The closer our shopping cart can
approximate live communication between two people the closer we are to a
truly modern miracle in the new age.
The language, HTML, is well suited to
present words, thoughts of John, to Mary, but certainly not well suited for
interactivity.
You get some "interactivity" with Java
Script, but it would be "mindless" and certainly not personal
interactivity.

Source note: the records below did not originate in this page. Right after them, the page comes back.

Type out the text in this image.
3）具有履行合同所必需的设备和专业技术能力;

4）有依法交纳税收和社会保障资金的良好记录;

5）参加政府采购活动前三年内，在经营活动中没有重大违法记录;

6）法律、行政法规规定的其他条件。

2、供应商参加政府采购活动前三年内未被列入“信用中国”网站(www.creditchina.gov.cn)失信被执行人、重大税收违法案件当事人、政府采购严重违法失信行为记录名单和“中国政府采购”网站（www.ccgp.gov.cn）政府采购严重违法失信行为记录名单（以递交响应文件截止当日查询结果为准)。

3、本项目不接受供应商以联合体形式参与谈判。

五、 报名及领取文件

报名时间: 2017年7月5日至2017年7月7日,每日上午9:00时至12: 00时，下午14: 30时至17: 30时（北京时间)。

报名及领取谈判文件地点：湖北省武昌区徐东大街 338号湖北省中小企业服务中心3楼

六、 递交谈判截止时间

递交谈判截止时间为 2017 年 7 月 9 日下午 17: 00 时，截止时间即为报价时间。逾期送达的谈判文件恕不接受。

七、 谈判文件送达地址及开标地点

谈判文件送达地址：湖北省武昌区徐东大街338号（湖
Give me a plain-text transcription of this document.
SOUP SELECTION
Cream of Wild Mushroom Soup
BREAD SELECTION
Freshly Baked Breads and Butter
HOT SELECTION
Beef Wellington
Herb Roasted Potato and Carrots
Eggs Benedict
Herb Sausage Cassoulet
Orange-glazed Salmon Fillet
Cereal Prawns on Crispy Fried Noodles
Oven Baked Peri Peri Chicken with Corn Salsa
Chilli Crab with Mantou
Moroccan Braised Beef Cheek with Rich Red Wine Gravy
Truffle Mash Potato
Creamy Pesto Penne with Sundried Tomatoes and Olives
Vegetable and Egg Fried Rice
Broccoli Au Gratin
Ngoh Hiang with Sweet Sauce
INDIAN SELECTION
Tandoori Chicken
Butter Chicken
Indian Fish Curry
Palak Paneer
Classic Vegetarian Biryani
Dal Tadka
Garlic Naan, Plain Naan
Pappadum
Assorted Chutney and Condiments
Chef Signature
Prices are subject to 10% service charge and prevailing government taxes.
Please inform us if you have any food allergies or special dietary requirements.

You run your mouse over a drop down menu and get the
impersonal interactivity of the expanded menu -- but this interactivity is
NOT personal to you.
With PHP and MySQL, and very clever
programming and design, you get not only interactivity but personalization
of the communication.
The PHP and the character of the
database that it works with will have a great deal to do with the quality of
the communication, and the speed of an accurate response to a "question."
At some point you start realizing that
PHP and MySQL are not alive -- even if they allow approximation of life, and
that it then becomes the cleverness of the designer to anticipate the
thought processes of the visitor and be ready, mechanically, to respond to
what is very likely to be the communication from the one living being in
this equation.
There are "trouble shooting" help
features, increasingly, in many programs -- they are wisely moving in the
direction of the "machine" presents a question with, say, two possible
answers. The live being chooses one of those answers, and gets the next
question, with the next set of possible answers. If the designer is smart
enough, the whole experience can approximate Mary asking John a fairly
complex question and getting the answer.
I recall just such a scenario recently,
for me, when I couldn't get my new scanner to work. I went through the
trouble-shooting routine. About the first question was, "Is the scanner
plugged into a live power source?" I looked. It was not. I had spent some
hours trying to get a new scanner to work while it was plugged into a power
strip where half of the strip was alive with power but the part I had
plugged into was NOT alive.
The skill of the shopping cart designer
STARTS with a full knowledge of the tools by which the shopping cart (or any
web page) is constructed. For many purposes, and pages, HTML is still the
sine qua non, but for the further advancement of our electronic age
we need to leave the static world of HTML and find other languages which
allow for "personalized interactivity."
THEN we go beyond the mere tools and
conceive of the thought processes of our visitor -- to anticipate what his
purpose is upon entering a page of a web or a page of a shopping cart.
That is where the word "clutter" raises
its ugly head.
When there is no effort to anticipate
the thought processes of the visitor, the web designer feels compelled to
answer ALL possible questions on every page -- so we get complex drop down
menus that allow the visitor to ask ANY question -- choose any change of
venue.
It takes courage to design this way
because your failures, now, will be in "guessing" wrongly about what the
visitor wants out of a page -- so that, in effect, there is no way by which
the visitor can pull out of the page the answers he wants.
The "shopping cart experience" is an
excellent place to start -- but it is only a start compared to what can be
done with "ordinary web pages" that are made "extraordinary" with the magic
of personalized interactivity -- and personalized with no wrong guesses as
to the questions that will be asked, or the answers which will satisfy.
In the long run, no machine can equal a
live being who duplicates a question and provides an answer. But that
technique brings us back to the Pony Express days. As much as we can be
brilliant in using the tools, and anticipating the thought process of the
visitor -- to that extent will our shopping cart, and then all web pages
which are designed with this in mind -- that extent will we be successful.
Others will be doing this -- it is not a
matter of "taking it easy." These concepts are too natural to the
electronic era and I hold no monopoly on these concepts, but we can be among
the first to recognize their validity, and to design around them.